Author:Elizabeth George

Tani said to him, “Really, eh? Okay, I’ll tell her and we’ll see how she feels.”

“If you must.” Abeo was, it seemed, without embarrassment, shame, or guilt, without anything at all. He merely was. Everything about him was saying to Tani, This is who I am and you can cope or not. It is of little matter to me.

Tani reckoned Abeo was trying to pull whatever wool he could get his hands on. He said, “I’m telling her, Pa.”

Abeo replied, “As you wish.”

“You’ll lose Mum, Simi, and me. You’ll lose half of everything you own. Is that what you want? Because I swear I’m going to tell her. Unless.”

Abeo glanced at him then. He cocked his head, interested to hear what followed unless.
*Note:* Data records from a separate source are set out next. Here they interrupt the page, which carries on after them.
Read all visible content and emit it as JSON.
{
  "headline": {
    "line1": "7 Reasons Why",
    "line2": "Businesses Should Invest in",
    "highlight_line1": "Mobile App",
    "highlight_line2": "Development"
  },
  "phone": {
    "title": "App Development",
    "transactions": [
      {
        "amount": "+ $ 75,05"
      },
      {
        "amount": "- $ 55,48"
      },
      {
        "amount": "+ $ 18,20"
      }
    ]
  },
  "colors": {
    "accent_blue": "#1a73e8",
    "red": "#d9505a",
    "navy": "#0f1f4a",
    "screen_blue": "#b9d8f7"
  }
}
“Unless you swear to leave Simi alone. You swear to it here. Now. You leave her alone, you leave her in London, and no way do you ever sell her to some bloke in Nigeria.”

Abeo crossed the road. Tani followed. In the distance the sun was striking the tops of the tower blocks of Mayville Estate. More and more people were in the streets: on bicycles, in cars, on foot, on motorbikes. Shops would soon open and the market traders would be arranging their wares.
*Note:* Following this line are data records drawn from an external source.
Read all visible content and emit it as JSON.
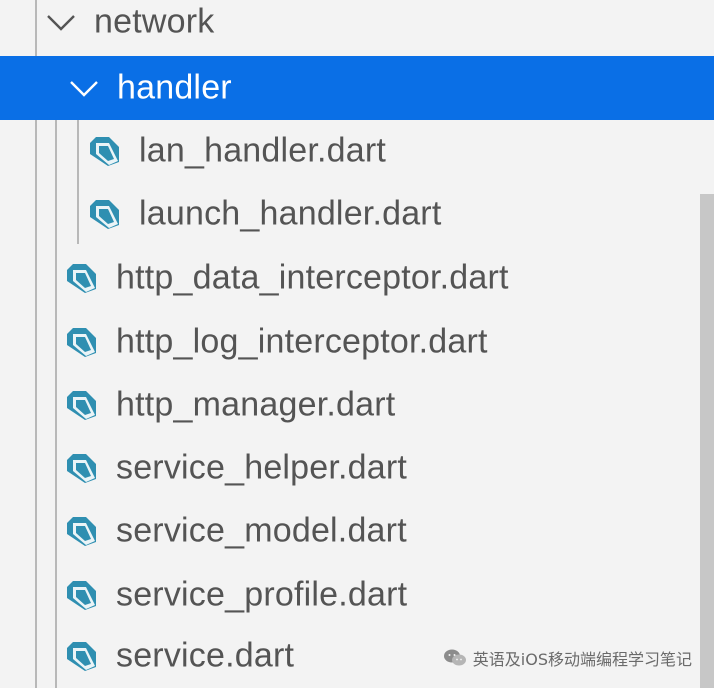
{
  "explorer": {
    "folders": {
      "network": "network",
      "handler": "handler"
    },
    "handler_files": [
      "lan_handler.dart",
      "launch_handler.dart"
    ],
    "network_files": [
      "http_data_interceptor.dart",
      "http_log_interceptor.dart",
      "http_manager.dart",
      "service_helper.dart",
      "service_model.dart",
      "service_profile.dart",
      "service.dart"
    ]
  },
  "watermark": {
    "text": "英语及iOS移动端编程学习笔记"
  },
  "colors": {
    "selection": "#0a6fe6",
    "dart_icon": "#2f8fb1",
    "text": "#545454",
    "background": "#f3f3f3"
  },
  "icons": {
    "folder_toggle": "chevron-down-icon",
    "dart_file": "dart-file-icon",
    "watermark": "wechat-icon"
  }
}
Abeo said to Tani, “That is your price?”

“Tha’s my price. Simi’s my price. Simi staying in London is my price. Simi being left alone is my price.”
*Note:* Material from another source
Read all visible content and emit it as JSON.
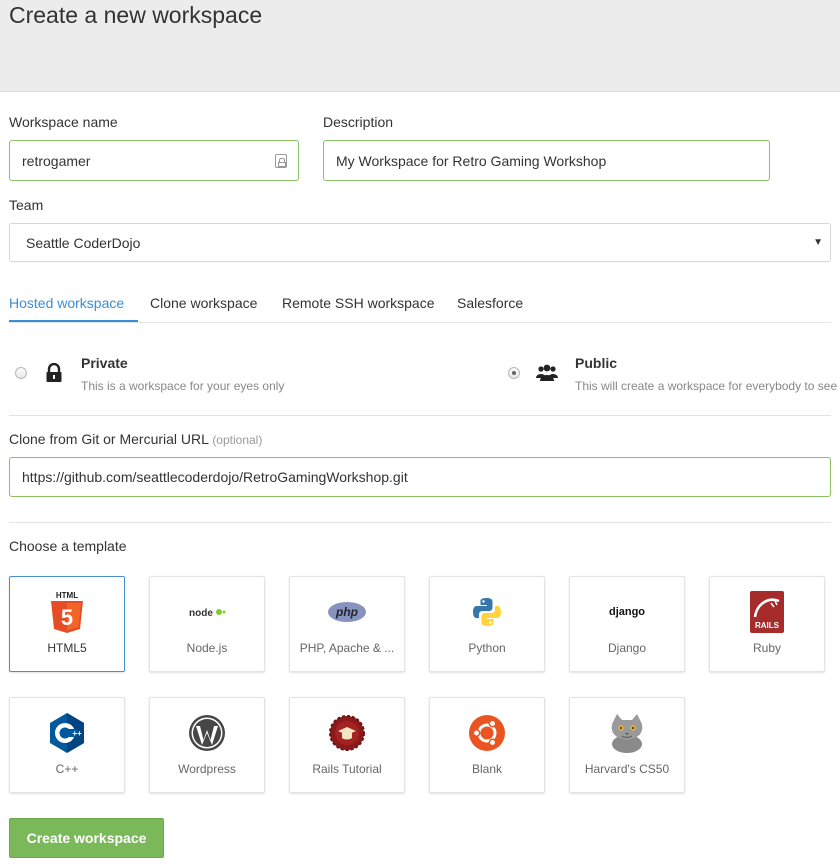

Abeo nodded thoughtfully. The right side of his upper lip twitched. “I will think about it if you say nothing for now.”

“Decide by tonight,” Tani told him.

“Tonight,” Abeo acknowledged.

When they reached Bronte House, neither Monifa nor Simisola had yet awoken. Tani expected his father to head to the bathroom straightaway, to wash the smell of Lark and sex and sweat from his body. But instead he went to the door of the bedroom he shared with Monifa. He opened it without ceremony and said, “Nifa, come here.”

Tani could hear his mother stirring. He heard her say, “What is it?”

“I said come, Monifa. Did you not hear me?”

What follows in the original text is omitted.